OMD: A lot of your readers are Wall Street-types. From readership to ad dollars, how does market turmoil affect business?
LB: Our readers come from a diverse background of white-collar professional careers, including finance, technology, media, and marketing, as well as CEOs and entrepreneurs. Readership has continued to grow through word of mouth, and strategic partnerships -- and we’re currently at 4 million email subscribers and 3 million mobile downloads. In terms of advertising dollars, we’re seeing more premium brands take the plunge to follow users into digital. Market turmoil and tight budgets force brands to be extremely targeted in their marketing and demand direct ROI for dollars spent.
OMD: Every major bank continues to shed staff, many of whom must be readers. Does that worry you?
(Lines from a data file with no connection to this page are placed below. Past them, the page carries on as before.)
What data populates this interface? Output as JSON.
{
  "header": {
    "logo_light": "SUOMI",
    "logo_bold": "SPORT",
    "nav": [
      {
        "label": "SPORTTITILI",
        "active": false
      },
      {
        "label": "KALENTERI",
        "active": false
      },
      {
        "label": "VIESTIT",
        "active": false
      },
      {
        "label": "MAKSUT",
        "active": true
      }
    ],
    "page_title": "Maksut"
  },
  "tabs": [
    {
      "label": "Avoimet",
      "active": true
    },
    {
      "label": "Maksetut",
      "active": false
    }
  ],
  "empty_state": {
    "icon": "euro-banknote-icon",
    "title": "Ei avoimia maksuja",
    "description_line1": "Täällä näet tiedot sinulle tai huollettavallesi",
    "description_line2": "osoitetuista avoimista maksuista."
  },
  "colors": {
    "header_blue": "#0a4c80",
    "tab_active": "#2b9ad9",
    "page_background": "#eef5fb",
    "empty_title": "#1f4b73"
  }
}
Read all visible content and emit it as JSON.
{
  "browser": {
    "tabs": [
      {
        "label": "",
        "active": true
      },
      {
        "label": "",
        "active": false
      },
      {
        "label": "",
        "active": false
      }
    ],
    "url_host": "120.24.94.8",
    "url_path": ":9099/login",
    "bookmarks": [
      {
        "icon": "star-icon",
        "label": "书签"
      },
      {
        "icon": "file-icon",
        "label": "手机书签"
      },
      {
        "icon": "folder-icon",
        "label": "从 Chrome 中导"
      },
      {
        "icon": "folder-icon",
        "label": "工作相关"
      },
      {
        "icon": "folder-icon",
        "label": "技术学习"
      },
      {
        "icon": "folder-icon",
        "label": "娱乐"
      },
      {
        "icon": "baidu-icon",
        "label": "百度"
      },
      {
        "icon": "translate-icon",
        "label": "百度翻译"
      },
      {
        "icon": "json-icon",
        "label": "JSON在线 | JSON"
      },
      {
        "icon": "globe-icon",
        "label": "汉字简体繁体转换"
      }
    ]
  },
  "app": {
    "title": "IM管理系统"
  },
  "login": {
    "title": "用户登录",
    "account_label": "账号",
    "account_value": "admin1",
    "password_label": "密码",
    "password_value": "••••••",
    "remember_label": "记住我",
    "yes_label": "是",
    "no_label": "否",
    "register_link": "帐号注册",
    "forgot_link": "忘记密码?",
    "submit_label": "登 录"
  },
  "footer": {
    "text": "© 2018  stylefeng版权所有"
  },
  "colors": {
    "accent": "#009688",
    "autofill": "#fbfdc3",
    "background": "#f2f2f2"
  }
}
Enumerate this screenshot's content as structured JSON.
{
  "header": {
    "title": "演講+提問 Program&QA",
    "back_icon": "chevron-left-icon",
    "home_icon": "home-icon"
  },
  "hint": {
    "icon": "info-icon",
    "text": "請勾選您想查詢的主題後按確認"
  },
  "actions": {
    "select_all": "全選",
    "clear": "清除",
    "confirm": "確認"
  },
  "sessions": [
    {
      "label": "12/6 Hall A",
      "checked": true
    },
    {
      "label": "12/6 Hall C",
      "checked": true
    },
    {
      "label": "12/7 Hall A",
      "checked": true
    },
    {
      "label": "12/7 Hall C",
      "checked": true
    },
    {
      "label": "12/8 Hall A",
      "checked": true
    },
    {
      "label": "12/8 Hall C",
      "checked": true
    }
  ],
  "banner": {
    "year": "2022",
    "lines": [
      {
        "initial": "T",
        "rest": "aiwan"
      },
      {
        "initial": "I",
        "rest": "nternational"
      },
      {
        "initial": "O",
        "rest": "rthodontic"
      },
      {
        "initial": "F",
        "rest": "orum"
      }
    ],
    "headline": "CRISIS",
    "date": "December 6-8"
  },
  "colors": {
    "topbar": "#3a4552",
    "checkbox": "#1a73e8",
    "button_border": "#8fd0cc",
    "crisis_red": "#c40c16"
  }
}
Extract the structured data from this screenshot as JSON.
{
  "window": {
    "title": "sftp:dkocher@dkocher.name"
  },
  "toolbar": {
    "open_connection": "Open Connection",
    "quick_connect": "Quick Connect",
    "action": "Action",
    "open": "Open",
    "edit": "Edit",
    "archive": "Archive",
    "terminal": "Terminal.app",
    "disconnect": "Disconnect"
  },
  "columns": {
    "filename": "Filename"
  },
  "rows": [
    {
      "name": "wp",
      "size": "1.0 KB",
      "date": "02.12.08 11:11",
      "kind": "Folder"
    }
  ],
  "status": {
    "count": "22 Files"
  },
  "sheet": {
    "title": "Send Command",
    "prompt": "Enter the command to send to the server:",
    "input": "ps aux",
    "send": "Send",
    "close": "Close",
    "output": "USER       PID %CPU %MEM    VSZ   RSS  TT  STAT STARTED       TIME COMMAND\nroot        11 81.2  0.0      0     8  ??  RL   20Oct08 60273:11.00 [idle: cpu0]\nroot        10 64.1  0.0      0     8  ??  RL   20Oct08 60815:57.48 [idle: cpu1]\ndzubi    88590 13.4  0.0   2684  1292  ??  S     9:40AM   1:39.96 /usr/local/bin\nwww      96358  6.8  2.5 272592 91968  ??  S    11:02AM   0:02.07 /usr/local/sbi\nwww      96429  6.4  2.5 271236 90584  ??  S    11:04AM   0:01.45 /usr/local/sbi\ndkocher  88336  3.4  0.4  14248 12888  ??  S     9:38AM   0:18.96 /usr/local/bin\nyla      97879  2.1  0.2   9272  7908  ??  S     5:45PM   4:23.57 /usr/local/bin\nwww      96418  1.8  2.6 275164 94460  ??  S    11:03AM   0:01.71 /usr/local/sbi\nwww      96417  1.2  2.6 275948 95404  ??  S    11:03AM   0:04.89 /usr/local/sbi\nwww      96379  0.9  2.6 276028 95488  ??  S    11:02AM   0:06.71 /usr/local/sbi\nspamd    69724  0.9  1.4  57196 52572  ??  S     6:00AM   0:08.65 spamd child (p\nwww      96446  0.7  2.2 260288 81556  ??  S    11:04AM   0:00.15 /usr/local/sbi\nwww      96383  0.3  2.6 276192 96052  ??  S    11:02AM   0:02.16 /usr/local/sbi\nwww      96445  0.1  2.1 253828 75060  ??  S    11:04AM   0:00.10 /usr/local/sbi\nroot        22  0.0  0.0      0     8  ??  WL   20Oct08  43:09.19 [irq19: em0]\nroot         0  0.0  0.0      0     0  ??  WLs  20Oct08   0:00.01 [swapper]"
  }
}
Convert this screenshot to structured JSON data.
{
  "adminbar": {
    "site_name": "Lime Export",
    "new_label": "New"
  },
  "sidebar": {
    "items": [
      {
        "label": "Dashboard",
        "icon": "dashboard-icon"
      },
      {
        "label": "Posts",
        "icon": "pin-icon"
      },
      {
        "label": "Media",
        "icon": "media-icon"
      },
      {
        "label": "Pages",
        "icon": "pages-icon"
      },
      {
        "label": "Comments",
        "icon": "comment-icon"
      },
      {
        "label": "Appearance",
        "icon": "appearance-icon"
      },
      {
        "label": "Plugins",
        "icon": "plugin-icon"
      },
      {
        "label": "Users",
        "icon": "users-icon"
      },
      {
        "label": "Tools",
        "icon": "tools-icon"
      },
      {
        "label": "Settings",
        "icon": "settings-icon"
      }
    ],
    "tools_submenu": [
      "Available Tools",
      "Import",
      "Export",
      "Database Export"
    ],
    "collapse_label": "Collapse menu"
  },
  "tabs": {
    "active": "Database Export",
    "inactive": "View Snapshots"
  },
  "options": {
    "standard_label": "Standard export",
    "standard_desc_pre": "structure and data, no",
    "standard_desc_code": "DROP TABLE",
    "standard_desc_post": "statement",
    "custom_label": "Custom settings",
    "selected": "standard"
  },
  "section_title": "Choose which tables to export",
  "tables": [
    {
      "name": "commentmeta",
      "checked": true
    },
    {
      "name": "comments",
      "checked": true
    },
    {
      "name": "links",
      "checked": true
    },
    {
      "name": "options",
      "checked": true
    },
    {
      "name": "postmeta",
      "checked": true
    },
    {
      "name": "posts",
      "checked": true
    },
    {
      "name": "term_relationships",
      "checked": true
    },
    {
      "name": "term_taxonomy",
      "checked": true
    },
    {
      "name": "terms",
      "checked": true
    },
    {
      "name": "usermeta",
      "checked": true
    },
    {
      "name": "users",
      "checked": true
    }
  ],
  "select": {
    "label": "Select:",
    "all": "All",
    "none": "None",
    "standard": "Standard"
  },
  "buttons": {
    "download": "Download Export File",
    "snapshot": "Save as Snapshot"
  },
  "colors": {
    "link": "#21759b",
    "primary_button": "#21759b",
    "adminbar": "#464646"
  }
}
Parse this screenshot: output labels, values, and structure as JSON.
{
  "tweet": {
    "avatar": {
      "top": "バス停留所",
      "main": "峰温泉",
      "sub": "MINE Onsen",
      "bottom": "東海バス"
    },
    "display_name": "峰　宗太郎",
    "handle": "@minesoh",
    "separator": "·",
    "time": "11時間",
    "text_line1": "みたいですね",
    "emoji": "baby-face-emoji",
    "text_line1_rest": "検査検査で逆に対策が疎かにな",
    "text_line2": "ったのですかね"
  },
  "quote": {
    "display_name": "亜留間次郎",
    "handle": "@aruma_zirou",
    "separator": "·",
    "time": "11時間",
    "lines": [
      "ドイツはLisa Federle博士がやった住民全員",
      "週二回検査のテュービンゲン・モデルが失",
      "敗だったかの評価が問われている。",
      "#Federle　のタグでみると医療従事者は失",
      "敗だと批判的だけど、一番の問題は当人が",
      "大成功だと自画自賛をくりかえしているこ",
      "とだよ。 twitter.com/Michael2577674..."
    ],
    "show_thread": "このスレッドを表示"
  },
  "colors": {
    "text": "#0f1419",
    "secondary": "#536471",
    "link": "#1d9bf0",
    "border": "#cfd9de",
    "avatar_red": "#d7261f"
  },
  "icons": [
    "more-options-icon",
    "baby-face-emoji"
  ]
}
LB: People losing their jobs is never a good thing. Our readership comes from a diverse range of professions -- not just banking. Nearly every industry is susceptible to market volatility and contraction. Though some people never recover to the same economic status after being laid off, most people in the financial sector and other highly compensated white-collar positions move on to new careers of the same or similar status. It's our understanding, though, that during times of being fiscally conservative, people flock to quality -- meaning that when they do spend money on lifestyle purchases such as fine dining, they want to know that it's money well spent. UrbanDaddy continues to play a role informing those decisions.
OMD: Blame Occupy Wall Street, but conspicuous consumption has recently gotten a bad rap. Do you see that sentiment reflected in reader or advertiser behavior?
LB: Conspicuous consumption has been out of style since the first signs of economic trouble in 2008. Spending by affluent consumers has shifted from being
showy to a focus on true luxury goods and high-end experiences. Luxury spending is set to increase 8% this year, and luxury ad dollars are there to match that increase. We’re also seeing
aspirational consumers demand more quality. Marketers are tailoring products and messages accordingly.
OMD: What will UrbanDaddy look like two years from now?
LB: In 2014 UrbanDaddy Enterprises will have melded editorial, experiences and ecommerce into a single luxury lifestyle brand. We will have expanded internationally, and we will have built out additional verticals, in particular Manero. No matter how big we ge, we will never lose sight of producing highly relevant curated content.